There have been many times in which I have fallen off the “spiritual bandwagon” because I gave up. I figured that was it – those past wonderful experiences I had with energy came and left just to show me that life wasn’t over once you lose your body. But every time I let go, the Universe would poke at me. They would do something to wake me up from my temporary slumber and remind me that I am still needed. This happened three times. I would get excited and energized and start working on my meditations again but then life happened, my job happened and I fell back into the humanly function many of us live our lives through daily. I was just living and parenting. There was nothing special I had to look forward to except seeing my kids.
Leading up to the end of 2019, I felt something was about to change. Honestly, I thought I was going to die. I started feeling things in my body, a calling to me but I couldn’t figure out why it was happening. I just had this deep sense that something was going to change and being a parent feeling like I was going to die, all I could think about was what steps I needed to take in order to ensure my kids would ave a wonderful life, the life I wanted to give them.
But that’s not what happened.
It was like something took over my body. My dreams became clearer and the voice within started to tell me that my time is coming for death, but not the death I was thinking. It was the death of the old thoughts, feelings and beliefs I was having and I was about to step into a new me; my Self.
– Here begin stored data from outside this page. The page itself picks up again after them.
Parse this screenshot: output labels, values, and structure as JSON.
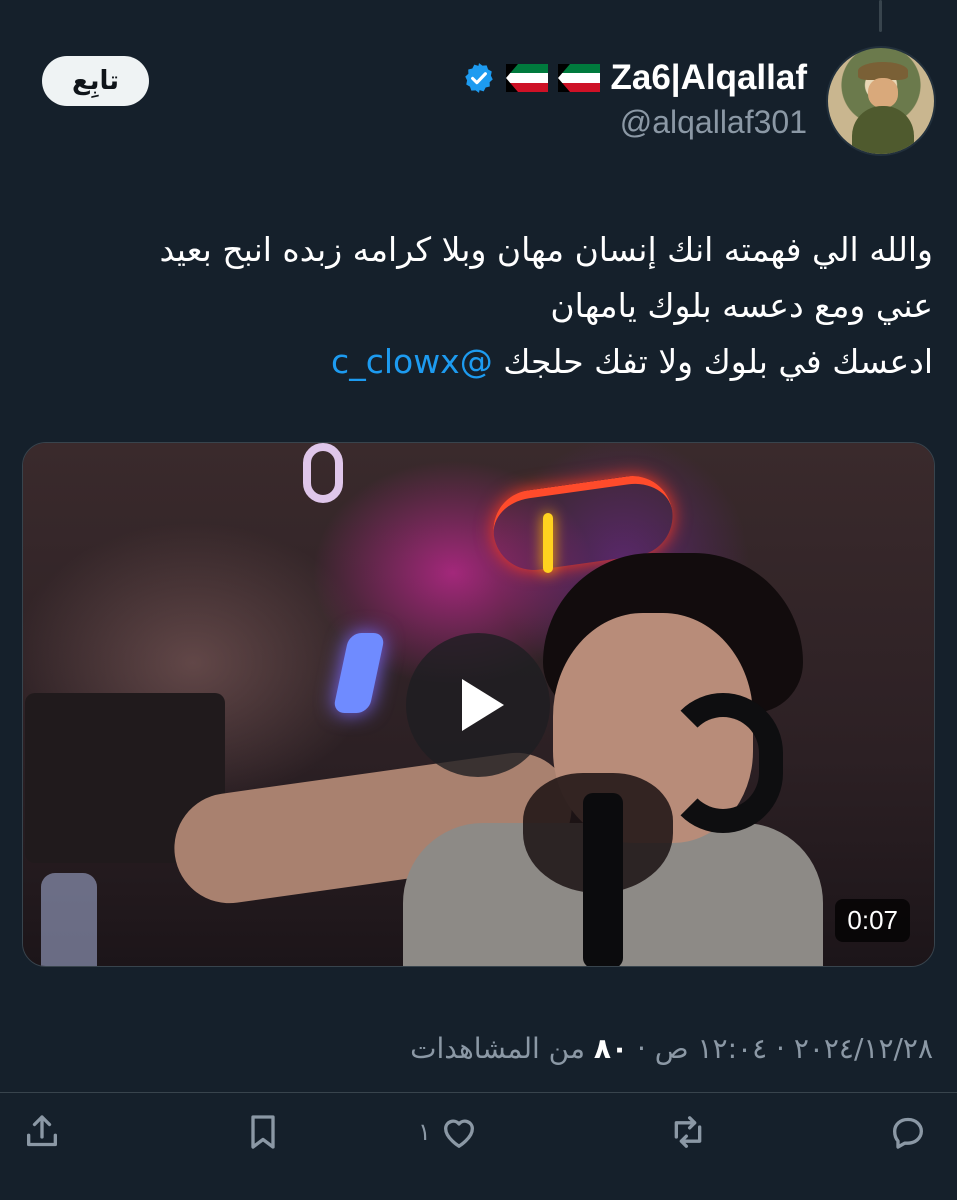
{
  "author": {
    "display_name": "Za6|Alqallaf",
    "handle": "@alqallaf301",
    "flags": [
      "kuwait-flag",
      "kuwait-flag"
    ],
    "verified": true
  },
  "follow_button": {
    "label": "تابِع"
  },
  "tweet": {
    "line1": "والله الي فهمته انك إنسان مهان وبلا كرامه زبده انبح بعيد",
    "line2": "عني ومع دعسه بلوك يامهان",
    "line3_text": "ادعسك في بلوك ولا تفك حلجك",
    "mention": "@c_clowx"
  },
  "media": {
    "type": "video",
    "duration": "0:07",
    "play_icon": "play-icon"
  },
  "meta": {
    "date_time": "٢٠٢٤/١٢/٢٨ · ١٢:٠٤ ص · ",
    "views_count": "٨٠",
    "views_label": " من المشاهدات"
  },
  "actions": {
    "reply_icon": "reply-icon",
    "retweet_icon": "retweet-icon",
    "like_icon": "heart-icon",
    "like_count": "١",
    "bookmark_icon": "bookmark-icon",
    "share_icon": "share-icon"
  },
  "colors": {
    "background": "#15202b",
    "link": "#1d9bf0",
    "muted": "#8b98a5",
    "verified": "#1d9bf0"
  }
}
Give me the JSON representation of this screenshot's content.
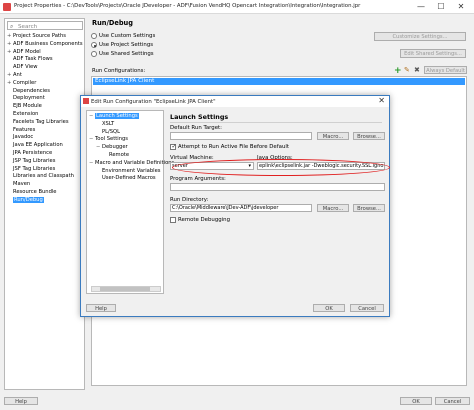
{
  "window": {
    "title": "Project Properties - C:\\DevTools\\Projects\\Oracle JDeveloper - ADF\\Fusion VendHQ Opencart Integration\\Integration\\Integration.jpr",
    "minimize": "—",
    "maximize": "☐",
    "close": "✕"
  },
  "search": {
    "placeholder": "Search"
  },
  "tree": [
    {
      "label": "Project Source Paths",
      "expander": "+"
    },
    {
      "label": "ADF Business Components",
      "expander": "+"
    },
    {
      "label": "ADF Model",
      "expander": "+"
    },
    {
      "label": "ADF Task Flows",
      "expander": ""
    },
    {
      "label": "ADF View",
      "expander": ""
    },
    {
      "label": "Ant",
      "expander": "+"
    },
    {
      "label": "Compiler",
      "expander": "+"
    },
    {
      "label": "Dependencies",
      "expander": ""
    },
    {
      "label": "Deployment",
      "expander": ""
    },
    {
      "label": "EJB Module",
      "expander": ""
    },
    {
      "label": "Extension",
      "expander": ""
    },
    {
      "label": "Facelets Tag Libraries",
      "expander": ""
    },
    {
      "label": "Features",
      "expander": ""
    },
    {
      "label": "Javadoc",
      "expander": ""
    },
    {
      "label": "Java EE Application",
      "expander": ""
    },
    {
      "label": "JPA Persistence",
      "expander": ""
    },
    {
      "label": "JSP Tag Libraries",
      "expander": ""
    },
    {
      "label": "JSF Tag Libraries",
      "expander": ""
    },
    {
      "label": "Libraries and Classpath",
      "expander": ""
    },
    {
      "label": "Maven",
      "expander": ""
    },
    {
      "label": "Resource Bundle",
      "expander": ""
    },
    {
      "label": "Run/Debug",
      "expander": ""
    }
  ],
  "main": {
    "title": "Run/Debug",
    "radio_custom": "Use Custom Settings",
    "radio_project": "Use Project Settings",
    "radio_shared": "Use Shared Settings",
    "customize_btn": "Customize Settings...",
    "edit_shared_btn": "Edit Shared Settings...",
    "run_configs_label": "Run Configurations:",
    "selected_config": "EclipseLink JPA Client",
    "add_icon": "plus-icon",
    "edit_icon": "pencil-icon",
    "delete_icon": "x-icon",
    "always_default_btn": "Always Default"
  },
  "modal": {
    "title": "Edit Run Configuration \"EclipseLink JPA Client\"",
    "close": "✕",
    "tree": [
      {
        "label": "Launch Settings",
        "level": 0,
        "expander": "−"
      },
      {
        "label": "XSLT",
        "level": 1,
        "expander": ""
      },
      {
        "label": "PL/SQL",
        "level": 1,
        "expander": ""
      },
      {
        "label": "Tool Settings",
        "level": 0,
        "expander": "−"
      },
      {
        "label": "Debugger",
        "level": 1,
        "expander": "−"
      },
      {
        "label": "Remote",
        "level": 2,
        "expander": ""
      },
      {
        "label": "Macro and Variable Definitions",
        "level": 0,
        "expander": "−"
      },
      {
        "label": "Environment Variables",
        "level": 1,
        "expander": ""
      },
      {
        "label": "User-Defined Macros",
        "level": 1,
        "expander": ""
      }
    ],
    "section_title": "Launch Settings",
    "default_run_target_label": "Default Run Target:",
    "default_run_target_value": "",
    "macro_btn": "Macro...",
    "browse_btn": "Browse...",
    "attempt_run_active": "Attempt to Run Active File Before Default",
    "virtual_machine_label": "Virtual Machine:",
    "virtual_machine_value": "server",
    "java_options_label": "Java Options:",
    "java_options_value": "eplink\\eclipselink.jar -Dweblogic.security.SSL.ignoreHostnameVerification=true",
    "program_args_label": "Program Arguments:",
    "program_args_value": "",
    "run_directory_label": "Run Directory:",
    "run_directory_value": "C:\\Oracle\\Middleware\\JDev-ADF\\jdeveloper",
    "remote_debugging": "Remote Debugging",
    "help_btn": "Help",
    "ok_btn": "OK",
    "cancel_btn": "Cancel"
  },
  "footer": {
    "help_btn": "Help",
    "ok_btn": "OK",
    "cancel_btn": "Cancel"
  }
}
One morning I woke up knowing that I was about to make a change. The desire I had for so long was about to come back but come back tenfold. Things I didn’t know I wanted or ever felt I wanted to do started coming to the surface.
If I was going to lead this life, I was going to have to make some changes. I was going to have to learn, apply those learnings to my life and share it so others could see. But in order to do that, I needed to stop caring about anyone else and what they thought about me. A big fear of mine which stopped me from pursuing anything spiritual was because I was concerned about what people thought of me. I didn’t want backlash, I didn’t want negativity. I didn’t want people talking negatively about me. After all, I was here to be of light and love.
My last aha moment was realizing that by me allowing those thoughts and fear to enter into me, I was blocking myself from living my full life and my potential. I was allowing everyone to run my life, my desire, my calling because I was afraid of what they would think about me. What have they done so great in their lives or in mine to warrant me limiting myself just to keep them happy?
And if they did, nothing is worth suppressing what you are called to do in this world.
Each of us has something special in us. Each of us has come here to do something. You just have to be able to find it, to listen within, to keep pushing through with that deep soul calling you feel within. When you feel so deeply about something, when you feel a pull to do something, it’s your soul, your Self trying to get your attention to listen to those feelings and act upon them.
When you do get that feeling, just run with it. Don’t let anyone stop you – no matter what they try to say or how they make you feel This is your life, don’t let them take away that in which will make you feel whole.
Stop limiting yourself. Stop limiting others.
What is your aha moment? Have you felt that feeling that pulls you towards something? Is something stopping you or have you been able to successfully fill that desire?